Introduction to TensorRT
NVIDIA TensorRT™ is an SDK designed for deep learning inference. The SDK includes a deep learning optimizer runtime environment, enabling deep learning applications to achieve low latency and high throughput. Before deploying a model, TensorRT is used to transform the model, accelerating the runtime speed during inference.
TLT, oriented towards deployment, is a model training framework that inherently includes transformation capabilities for post-training models. Simply using the tlt-converter allows the TensorRT inference engine to build from the .etlt output model trained by TLT. Additionally, hardware and software for deployment on devices require conversion using the corresponding version of tlt-converter. The following are all configuration options:
Installing DeepStream Environment
We have documented the steps for installing the DeepStream environment, as well as the process of building the TensorRT engine for the .etlt model. This includes methods for installing other packages needed for this project, such as MQTT client, and more. For
detailed installation steps, please refer to our prepared environment setup tutorial.
Running DeepStream
deepstream_app/deepstream_mqtt_rtsp_out.py is the configuration for running deepstream python binding. This program performs object detection inference, streams images in RTSP format, and sends the resulting inference data to the MQTT broker, storing it in the database for future visualization.
6. Data Dashboard
Plotly Dash
Plotly Dash is a framework for interactive data visualization. It allows writing a frontend page for data visualization using non-front-end languages. The other sub-packages extended by this package simplify the web style and layout process, making it ideal for quickly developing web-based data visualization.
In addition, the live-update feature provided by this package allows the web page to continuously update dynamically, making it especially suitable for the dashboard requirements of this project.
Dash Bootstrap Components
Bootstrap is an open-source front-end framework for website and web application development. It includes frameworks for HTML, CSS, and JavaScript, providing fonts, forms, buttons, navigation, and various components, as well as JavaScript extension packages. Its goal is to make the development of dynamic web pages and web applications easier.

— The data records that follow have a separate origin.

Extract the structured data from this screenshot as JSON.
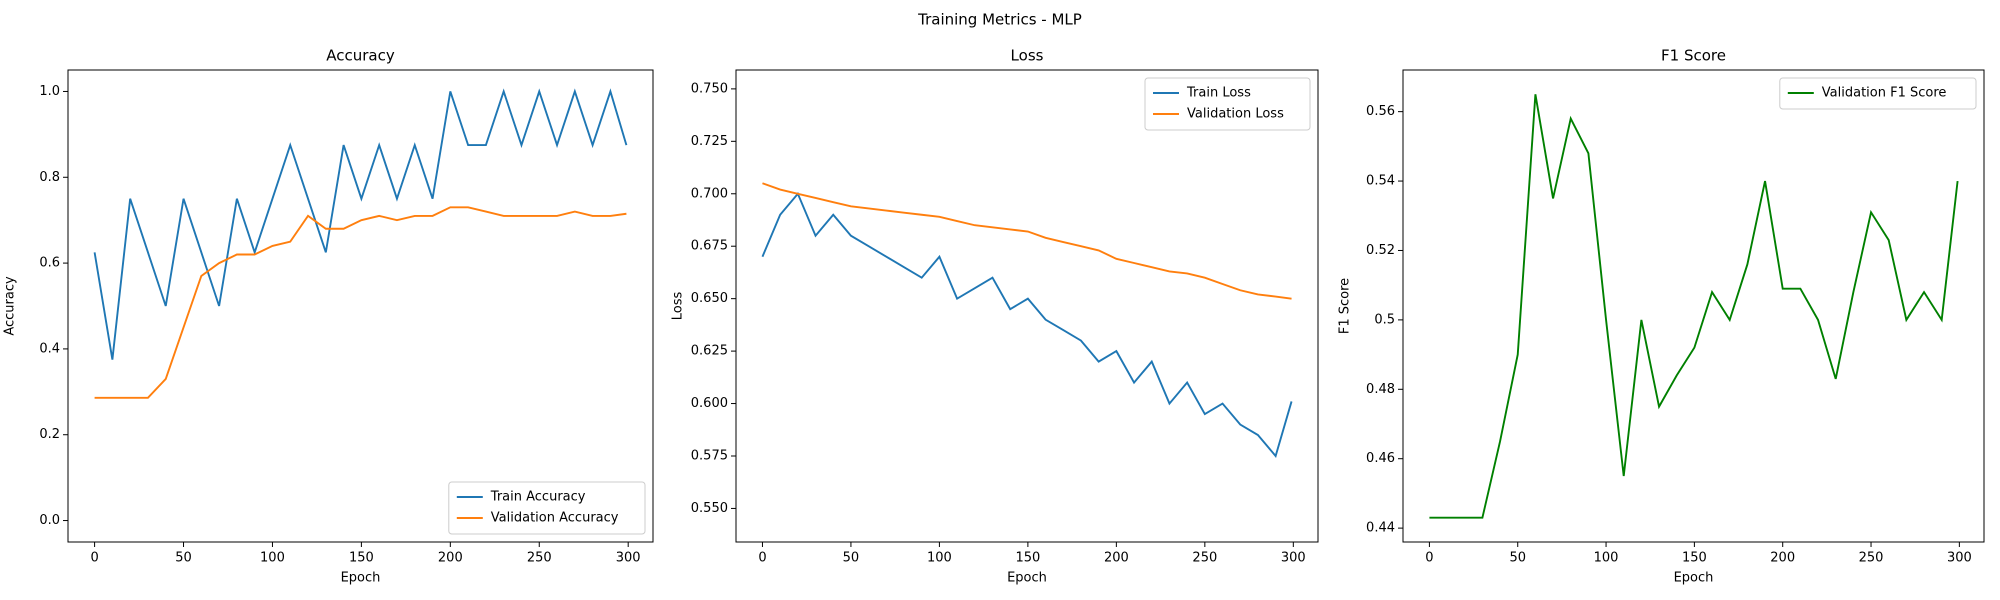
{
  "title": "Training Metrics - MLP",
  "chart_data": [
    {
      "type": "line",
      "title": "Accuracy",
      "xlabel": "Epoch",
      "ylabel": "Accuracy",
      "x": [
        0,
        10,
        20,
        30,
        40,
        50,
        60,
        70,
        80,
        90,
        100,
        110,
        120,
        130,
        140,
        150,
        160,
        170,
        180,
        190,
        200,
        210,
        220,
        230,
        240,
        250,
        260,
        270,
        280,
        290,
        299
      ],
      "series": [
        {
          "name": "Train Accuracy",
          "color": "#1f77b4",
          "values": [
            0.625,
            0.375,
            0.75,
            0.625,
            0.5,
            0.75,
            0.625,
            0.5,
            0.75,
            0.625,
            0.75,
            0.875,
            0.75,
            0.625,
            0.875,
            0.75,
            0.875,
            0.75,
            0.875,
            0.75,
            1.0,
            0.875,
            0.875,
            1.0,
            0.875,
            1.0,
            0.875,
            1.0,
            0.875,
            1.0,
            0.875
          ]
        },
        {
          "name": "Validation Accuracy",
          "color": "#ff7f0e",
          "values": [
            0.286,
            0.286,
            0.286,
            0.286,
            0.33,
            0.45,
            0.57,
            0.6,
            0.62,
            0.62,
            0.64,
            0.65,
            0.71,
            0.68,
            0.68,
            0.7,
            0.71,
            0.7,
            0.71,
            0.71,
            0.73,
            0.73,
            0.72,
            0.71,
            0.71,
            0.71,
            0.71,
            0.72,
            0.71,
            0.71,
            0.715
          ]
        }
      ],
      "xlim": [
        -14.95,
        313.95
      ],
      "ylim": [
        -0.05,
        1.05
      ],
      "xticks": [
        0,
        50,
        100,
        150,
        200,
        250,
        300
      ],
      "yticks": [
        {
          "value": 0,
          "label": "0.0"
        },
        {
          "value": 0.2,
          "label": "0.2"
        },
        {
          "value": 0.4,
          "label": "0.4"
        },
        {
          "value": 0.6,
          "label": "0.6"
        },
        {
          "value": 0.8,
          "label": "0.8"
        },
        {
          "value": 1,
          "label": "1.0"
        }
      ],
      "legend": "lower right"
    },
    {
      "type": "line",
      "title": "Loss",
      "xlabel": "Epoch",
      "ylabel": "Loss",
      "x": [
        0,
        10,
        20,
        30,
        40,
        50,
        60,
        70,
        80,
        90,
        100,
        110,
        120,
        130,
        140,
        150,
        160,
        170,
        180,
        190,
        200,
        210,
        220,
        230,
        240,
        250,
        260,
        270,
        280,
        290,
        299
      ],
      "series": [
        {
          "name": "Train Loss",
          "color": "#1f77b4",
          "values": [
            0.67,
            0.69,
            0.7,
            0.68,
            0.69,
            0.68,
            0.675,
            0.67,
            0.665,
            0.66,
            0.67,
            0.65,
            0.655,
            0.66,
            0.645,
            0.65,
            0.64,
            0.635,
            0.63,
            0.62,
            0.625,
            0.61,
            0.62,
            0.6,
            0.61,
            0.595,
            0.6,
            0.59,
            0.585,
            0.575,
            0.601
          ]
        },
        {
          "name": "Validation Loss",
          "color": "#ff7f0e",
          "values": [
            0.705,
            0.702,
            0.7,
            0.698,
            0.696,
            0.694,
            0.693,
            0.692,
            0.691,
            0.69,
            0.689,
            0.687,
            0.685,
            0.684,
            0.683,
            0.682,
            0.679,
            0.677,
            0.675,
            0.673,
            0.669,
            0.667,
            0.665,
            0.663,
            0.662,
            0.66,
            0.657,
            0.654,
            0.652,
            0.651,
            0.65
          ]
        }
      ],
      "xlim": [
        -14.95,
        313.95
      ],
      "ylim": [
        0.534,
        0.759
      ],
      "xticks": [
        0,
        50,
        100,
        150,
        200,
        250,
        300
      ],
      "yticks": [
        {
          "value": 0.55,
          "label": "0.550"
        },
        {
          "value": 0.575,
          "label": "0.575"
        },
        {
          "value": 0.6,
          "label": "0.600"
        },
        {
          "value": 0.625,
          "label": "0.625"
        },
        {
          "value": 0.65,
          "label": "0.650"
        },
        {
          "value": 0.675,
          "label": "0.675"
        },
        {
          "value": 0.7,
          "label": "0.700"
        },
        {
          "value": 0.725,
          "label": "0.725"
        },
        {
          "value": 0.75,
          "label": "0.750"
        }
      ],
      "legend": "upper right"
    },
    {
      "type": "line",
      "title": "F1 Score",
      "xlabel": "Epoch",
      "ylabel": "F1 Score",
      "x": [
        0,
        10,
        20,
        30,
        40,
        50,
        60,
        70,
        80,
        90,
        100,
        110,
        120,
        130,
        140,
        150,
        160,
        170,
        180,
        190,
        200,
        210,
        220,
        230,
        240,
        250,
        260,
        270,
        280,
        290,
        299
      ],
      "series": [
        {
          "name": "Validation F1 Score",
          "color": "#008000",
          "values": [
            0.443,
            0.443,
            0.443,
            0.443,
            0.465,
            0.49,
            0.565,
            0.535,
            0.558,
            0.548,
            0.5,
            0.455,
            0.5,
            0.475,
            0.484,
            0.492,
            0.508,
            0.5,
            0.516,
            0.54,
            0.509,
            0.509,
            0.5,
            0.483,
            0.508,
            0.531,
            0.523,
            0.5,
            0.508,
            0.5,
            0.54
          ]
        }
      ],
      "xlim": [
        -14.95,
        313.95
      ],
      "ylim": [
        0.436,
        0.572
      ],
      "xticks": [
        0,
        50,
        100,
        150,
        200,
        250,
        300
      ],
      "yticks": [
        0.44,
        0.46,
        0.48,
        0.5,
        0.52,
        0.54,
        0.56
      ],
      "legend": "upper right"
    }
  ]
}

Using Dash Bootstrap Components allows for the direct inheritance of the frameworks defined by Bootstrap, enabling the quick and easy layout configuration of web pages.
MQTT broker
Eclipse Mosquitto
Users can choose an MQTT broker based on their preferences. In this project, we use Eclipse Mosquitto. Once installed, simply start the MQTT broker to begin receiving data.
Database Setup
MySQL
This project uses MySQL to set up the database. Users can choose their preferred database type. The purpose of the database is to write the data flow from Jetson Nano to the MQTT broker into the database. Plotly Dash periodically updates the data and presents the latest data on the dashboard.
MQTT Topic Subscription and Data Writing to Database
When Deepstream is running on Jetson Nano, it continuously sends inference result data to the MQTT broker through the MQTT communication protocol. By subscribing to this specific topic, you can receive notifications when the latest data flows into a particular topic and write the data to the database. The script for this process is located at mqtt_topic_subscribe/mqtt_msg_to_db.py.
Run the Web Dashboard
Deepstream Deployment and Execution
MQTT broker runs on the data server
Database runs on the data server
With the above conditions, the web dashboard can start running. Please note that the configuration of Deepstream is adjustable, so if users want to replace the model with another object detection model in the future, they only need to modify the configuration files and Deepstream Python executable.